II.2. Un langage pour le savoir. 

Étudions la situation d’apprentissage de l’enseignant débutant n°19 (leçon 1, situation 2).

Traces écrites Analyse compréhensive et interprétation
L1.S2 et S3 : 1b/2él → 3m se faire des passes ; tendues, redb. Puis lobées et dans un 2ème temps, s’éloigner progressivement L’enseignant impose un déplacement, prévoit un ballon pour deux élèves, demande à être à une distance de trois mètres et de faire des passes tendues et à rebonds puis en lobes. On constate que les actions à faire son programmées et imposées, que l’élève répète des gammes choisies par l’enseignant. L’objectif est sans doute l’amélioration des passes en imposant trois variables (distance de passe, et deux formes de lancer). L’enseignant catégorise les manières de faire des passes en handball et fait un choix d’enseignement en différenciant les possibilités techniques pour faire des passes. Cette segmentation des formes de passes représente des savoirs en acte. Il y a transposition et modélisation en grandes catégories des formes de passes du jeu de handball en classant et en nommant les plus repérables.
Dans un deuxième temps, l’enseignant joue sur la variable espace en donnant la consigne de « s’éloigner progressivement » en se faisant des passes. Pour l’enseignant, cet énoncé/consigne indique autant ce qu’il va faire faire qu’il indique un ordre/consigne futur à donner sur le terrain aux élèves : « s’éloigner progressivement ». Ce dernier énoncé devient un annonce partielle du savoir à apprendre et sous-entend que cette nouvelle variable spatiale va intervenir pour faire prendre conscience que, contrairement à ce qui est dit en premier, on ne doit pas rester en permanence à trois mètres du receveur. Il faut comprendre que la passe à trois mètres représente la passe idéale classique qui perturbe peu les joueurs et qui correspond à leurs capacités actuelles. La possibilité de l’éloignement représente la zone proximale de prochain développement dont la limite se situe sur l’impossibilité permanente à pouvoir se transmettre correctement le ballon de handball.

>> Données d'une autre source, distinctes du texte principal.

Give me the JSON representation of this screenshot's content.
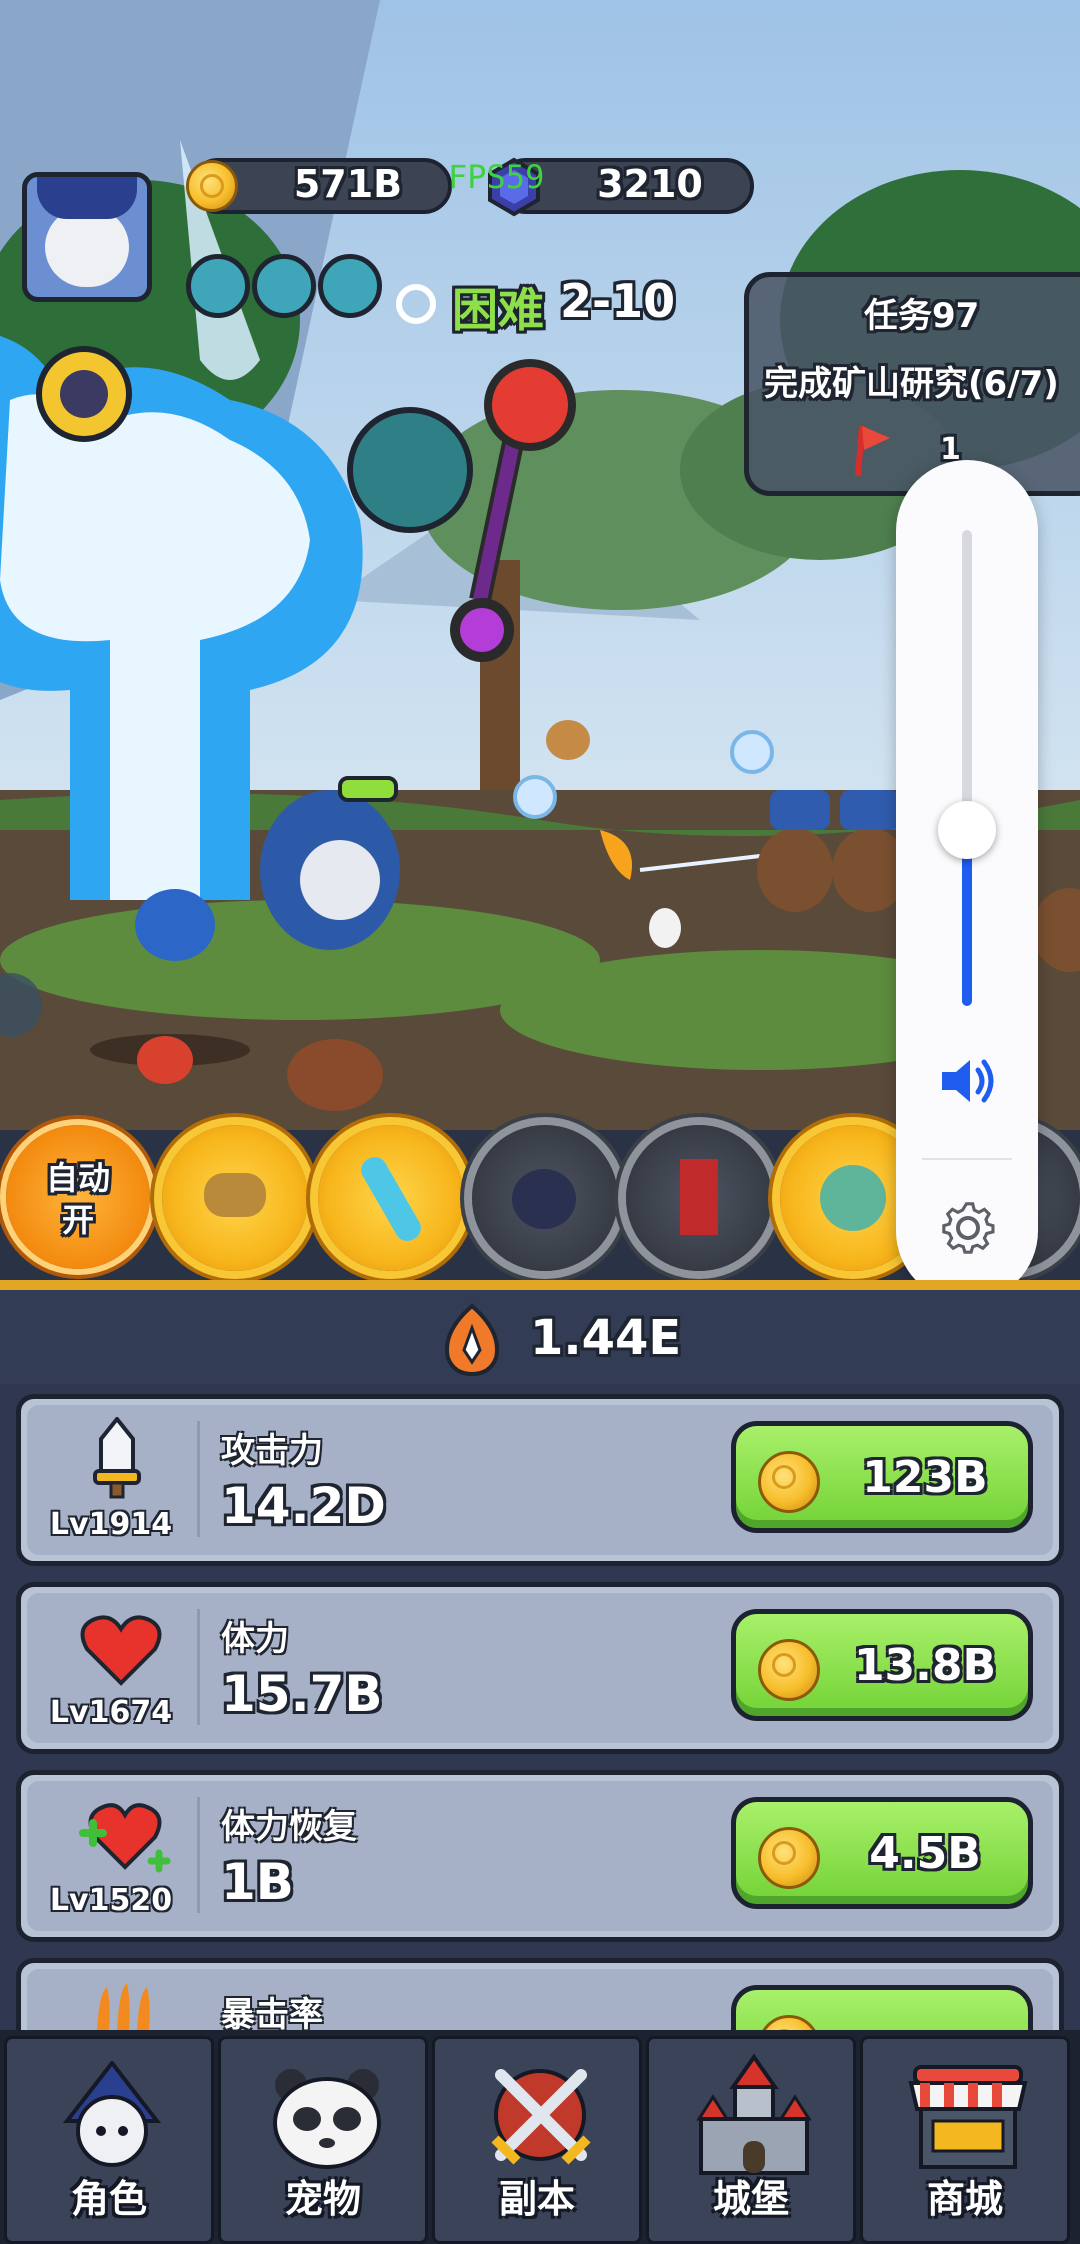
{
  "hud": {
    "gold": "571B",
    "fps": "FPS59",
    "gems": "3210",
    "difficulty": "困难",
    "stage": "2-10"
  },
  "quest": {
    "title": "任务97",
    "desc": "完成矿山研究(6/7)",
    "reward": "1"
  },
  "skills": {
    "auto_label_1": "自动",
    "auto_label_2": "开"
  },
  "power": {
    "value": "1.44E"
  },
  "stats": [
    {
      "level": "Lv1914",
      "name": "攻击力",
      "value": "14.2D",
      "cost": "123B"
    },
    {
      "level": "Lv1674",
      "name": "体力",
      "value": "15.7B",
      "cost": "13.8B"
    },
    {
      "level": "Lv1520",
      "name": "体力恢复",
      "value": "1B",
      "cost": "4.5B"
    },
    {
      "level": "",
      "name": "暴击率",
      "value": "",
      "cost": ""
    }
  ],
  "volume": {
    "level": 0.37
  },
  "nav": [
    "角色",
    "宠物",
    "副本",
    "城堡",
    "商城"
  ],
  "colors": {
    "accent_green": "#7bd63b",
    "panel": "#2f3850",
    "volume_blue": "#1f5cf0"
  }
}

Dans notre cas, l’étude dela passe n’est plus une technique au sens d’une manière de faire adaptée à une situation mais au sens d’un geste didactisé à respecter ; ce geste est expurgé de sa dimension culturelle. La passe ainsi apprise est une monstration d’un savoir-faire une passe ; il ne s’agit pas d’un apprentissage de la passe jouée.

La plupart des énoncés sont des consignes proposant des savoir-faire techniques qui stockent l’expérience de l’enseignant. La consigne, ce « prêt à dire » aux élèves, est-elle alors nécessaire pour apprendre en éducation physique et pour donner une condition d’existence aux savoirs ?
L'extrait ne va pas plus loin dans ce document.